一応、邦画劇場

過去の自分、現在の自分、そして未来の自分に向き合う映画鑑賞

若草物語

私的評価★★★★★★★★★☆

若草物語 [DVD]

 (1964日本)

 日活が誇る四大女優・吉永、浅丘、芦川、和泉の華やかな競演で、現代女性の愛のあり方や幸福な結婚を明るく健康的に描く青春超大作。

 若い後妻を持った父親の勇造(伊藤雄之助さん)を気遣って、高村家の由紀(浅丘ルリ子さん)、しずか(吉永小百合さん)、チエコ(和泉雅子さん)の三人姉妹は伊丹空港から日航機に乗り、東京へ嫁いだ長姉・早苗(芦川いづみさん)のところへ家出を決行した。三人揃っての出現に驚く早苗に、由紀たちは「お父さんの新婚の邪魔になるしね」と、すまして言った。年頃娘三人に突然飛び込まれた早苗と夫・宏一(内藤武敏さん)の生活はかきまわされ、しぶしぶ貯金の一部を出してアパートを借りてやるのだった。こうして小さなアパートで三人姉妹の生活が始まる-。
(日活公式サイトから引用)

www.nikkatsu.com


 今年は、芦川いづみさんのデビュー65周年だとかで、日活の出演作がDVD化されたそうなんですね。
 ボクから見れば、四姉妹ともずいぶん年上のお姉さま方なんですが、例えば家族で観ていた赤木圭一郎さんの映画*1なんかでも、芦川さんと浅丘さんがヒロインとして出演なさっていることが多く、ボクの親父の世代だと、目力の強い浅丘さんの方が人気が高かったのかな?と思うんですが、後追いでの鑑賞による個人的な感想で言うと、ボクは芦川さんの人懐っこい笑顔の方が好きでした。

 本作は、何年か前に断片的に見てたんで、うっすら記憶にはあったんですけど、改めて通しで観てみると、実に味わい深い名作だと気づきました。
 家出して東京に出てきた3人の妹たち。大阪弁で話すんですが、なんや時代なんかどうなんか、のんびり喋ってるカンジがします。とはいえ、この女優さんたちの関西訛りの役柄は、あんまり見ることがないので、たいへん貴重かもしれません。

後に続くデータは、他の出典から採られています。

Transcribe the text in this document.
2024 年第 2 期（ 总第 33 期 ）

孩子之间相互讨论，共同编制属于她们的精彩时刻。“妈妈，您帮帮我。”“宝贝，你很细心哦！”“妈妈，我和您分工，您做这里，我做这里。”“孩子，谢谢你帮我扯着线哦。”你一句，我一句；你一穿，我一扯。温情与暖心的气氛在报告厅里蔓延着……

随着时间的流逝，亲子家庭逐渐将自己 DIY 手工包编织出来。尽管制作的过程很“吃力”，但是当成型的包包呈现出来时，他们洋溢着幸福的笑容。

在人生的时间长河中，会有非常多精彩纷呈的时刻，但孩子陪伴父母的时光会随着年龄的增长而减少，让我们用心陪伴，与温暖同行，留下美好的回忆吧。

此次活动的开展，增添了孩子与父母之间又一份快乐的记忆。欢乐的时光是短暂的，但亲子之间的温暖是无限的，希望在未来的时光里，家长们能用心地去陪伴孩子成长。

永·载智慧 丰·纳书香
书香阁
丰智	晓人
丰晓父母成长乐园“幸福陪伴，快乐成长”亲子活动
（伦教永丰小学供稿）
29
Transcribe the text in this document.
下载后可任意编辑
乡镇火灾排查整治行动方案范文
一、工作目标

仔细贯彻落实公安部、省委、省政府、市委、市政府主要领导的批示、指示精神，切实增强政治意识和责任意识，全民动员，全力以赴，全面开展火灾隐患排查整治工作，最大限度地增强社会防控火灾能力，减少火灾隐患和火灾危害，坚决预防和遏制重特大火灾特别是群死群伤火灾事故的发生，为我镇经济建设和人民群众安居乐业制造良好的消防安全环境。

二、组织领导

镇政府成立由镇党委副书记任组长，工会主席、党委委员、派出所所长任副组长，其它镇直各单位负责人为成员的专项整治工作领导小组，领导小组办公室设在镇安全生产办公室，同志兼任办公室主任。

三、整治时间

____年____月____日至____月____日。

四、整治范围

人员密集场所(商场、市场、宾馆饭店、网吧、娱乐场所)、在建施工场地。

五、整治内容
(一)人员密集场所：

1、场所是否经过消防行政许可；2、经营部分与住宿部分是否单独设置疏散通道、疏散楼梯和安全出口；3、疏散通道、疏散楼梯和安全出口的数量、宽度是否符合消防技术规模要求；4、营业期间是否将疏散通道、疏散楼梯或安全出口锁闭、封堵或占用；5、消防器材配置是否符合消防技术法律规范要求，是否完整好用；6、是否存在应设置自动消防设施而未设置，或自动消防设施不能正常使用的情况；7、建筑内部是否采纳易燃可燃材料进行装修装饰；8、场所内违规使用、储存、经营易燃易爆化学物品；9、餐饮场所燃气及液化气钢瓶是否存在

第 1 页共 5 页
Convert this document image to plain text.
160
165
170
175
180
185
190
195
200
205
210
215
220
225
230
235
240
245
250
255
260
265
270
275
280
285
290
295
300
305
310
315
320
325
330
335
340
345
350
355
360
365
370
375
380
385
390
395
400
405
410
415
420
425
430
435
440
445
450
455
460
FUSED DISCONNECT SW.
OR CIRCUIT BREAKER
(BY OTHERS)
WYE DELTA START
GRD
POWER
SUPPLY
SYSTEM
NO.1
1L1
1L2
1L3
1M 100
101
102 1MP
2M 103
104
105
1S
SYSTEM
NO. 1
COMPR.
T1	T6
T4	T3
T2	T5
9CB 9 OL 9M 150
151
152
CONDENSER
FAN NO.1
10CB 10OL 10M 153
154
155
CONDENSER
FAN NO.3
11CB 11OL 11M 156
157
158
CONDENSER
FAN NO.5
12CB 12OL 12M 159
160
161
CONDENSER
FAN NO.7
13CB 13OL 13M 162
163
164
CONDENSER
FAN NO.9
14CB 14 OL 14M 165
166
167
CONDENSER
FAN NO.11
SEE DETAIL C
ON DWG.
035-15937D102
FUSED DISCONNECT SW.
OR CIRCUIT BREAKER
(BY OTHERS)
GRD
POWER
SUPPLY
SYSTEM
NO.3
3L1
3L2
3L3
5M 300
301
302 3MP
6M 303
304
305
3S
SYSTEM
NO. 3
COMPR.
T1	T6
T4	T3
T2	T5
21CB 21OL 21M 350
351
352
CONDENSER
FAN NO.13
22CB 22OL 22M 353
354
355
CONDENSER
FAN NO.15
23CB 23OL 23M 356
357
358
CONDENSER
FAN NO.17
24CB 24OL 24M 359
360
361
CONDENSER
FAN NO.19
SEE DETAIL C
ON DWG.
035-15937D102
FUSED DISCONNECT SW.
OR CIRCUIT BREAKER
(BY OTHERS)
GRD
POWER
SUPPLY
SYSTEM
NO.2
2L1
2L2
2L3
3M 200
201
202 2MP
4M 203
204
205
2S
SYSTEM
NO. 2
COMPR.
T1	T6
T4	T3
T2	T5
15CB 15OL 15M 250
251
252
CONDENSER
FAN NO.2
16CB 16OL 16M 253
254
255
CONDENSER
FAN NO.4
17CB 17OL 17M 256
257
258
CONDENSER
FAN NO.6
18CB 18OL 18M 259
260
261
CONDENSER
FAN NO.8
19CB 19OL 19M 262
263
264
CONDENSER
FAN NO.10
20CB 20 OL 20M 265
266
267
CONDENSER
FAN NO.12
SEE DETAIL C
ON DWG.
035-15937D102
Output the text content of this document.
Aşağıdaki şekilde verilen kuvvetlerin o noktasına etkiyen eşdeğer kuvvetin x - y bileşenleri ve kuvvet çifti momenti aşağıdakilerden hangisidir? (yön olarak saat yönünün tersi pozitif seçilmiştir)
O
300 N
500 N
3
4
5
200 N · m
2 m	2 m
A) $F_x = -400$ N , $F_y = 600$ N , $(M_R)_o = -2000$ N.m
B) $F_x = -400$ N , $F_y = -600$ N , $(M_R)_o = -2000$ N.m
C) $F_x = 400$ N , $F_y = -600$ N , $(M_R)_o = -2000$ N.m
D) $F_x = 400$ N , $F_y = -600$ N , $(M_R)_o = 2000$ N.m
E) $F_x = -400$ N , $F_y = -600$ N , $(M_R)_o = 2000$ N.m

 ストーリー的には、四姉妹それぞれのキャラが立っていて、特に三女・しずかの吉永さんの役どころが、すごく父親べったりで、もう見ていてかなりしんどかったです^^; 父親の若い後妻に嫉妬して家を飛び出したかと思うと、後妻とけんかして娘を頼って東京に出てきた父を猫かわいがりするように迎え入れる。もうトコトン駄目オヤジっぷりを見せ付ける父を、他の三姉妹が真っ当な言葉で嗜めると、父をいじめるなと姉妹に敵意むき出しで食ってかかって、一人父をかばうという徹底したファザコンぶり。基本、面倒見が良すぎて、息が詰まってしまうタイプかも、なんて思いました。

 メインテーマ的な、幼なじみの次郎(浜田光夫さん)をめぐる次女・由紀としずかのこじれた恋愛模様は、とっても面白かったです。特に浅丘さんと吉永さんのタイプの異なる二人の姉妹の恋愛に対するアプローチの仕方だとか、恋する女性の気持ちの揺らぎだとか、非常に丁寧に描かれていて、観ていてハラハラドキドキ、そしてモヤモヤヤキモキさせられて、もうなんだか彼女たちに振り回される男どもと一緒に、激しく感情を揺さぶられたカンジです。脚本が、非常に素晴らしい!

 そして、時代的にはまだまだ女性は働いていても結婚したら主婦になるのが当たり前みたいな頃でしょう。しかし、四姉妹それぞれの立ち位置で、女性の生き方や幸福の追求のあり様などを見せてくれ、これから先、次第に時代が変わっていくことを予感させられるところもある映画でした。

 また、デパートの売り場だとか、公園だとか、アパートや下宿などの住まいだとか、映し出される昭和の東京の街並みも、非常に郷愁をそそられ、なんとも言えず胸にジーンと沁みてしまいました。なんなんでしょうね、この感覚。さすがにこの映画の時代の昭和の風景は、ちょっと記憶に無いはずなんですけど、物心つく前でも、何かしら、記憶に刷り込まれてしまってるんですかね?

 まぁ、なんというのか。観終わった後、なんとも言えず、胸がじんわりとあったかくなる映画でした。名作だと思います。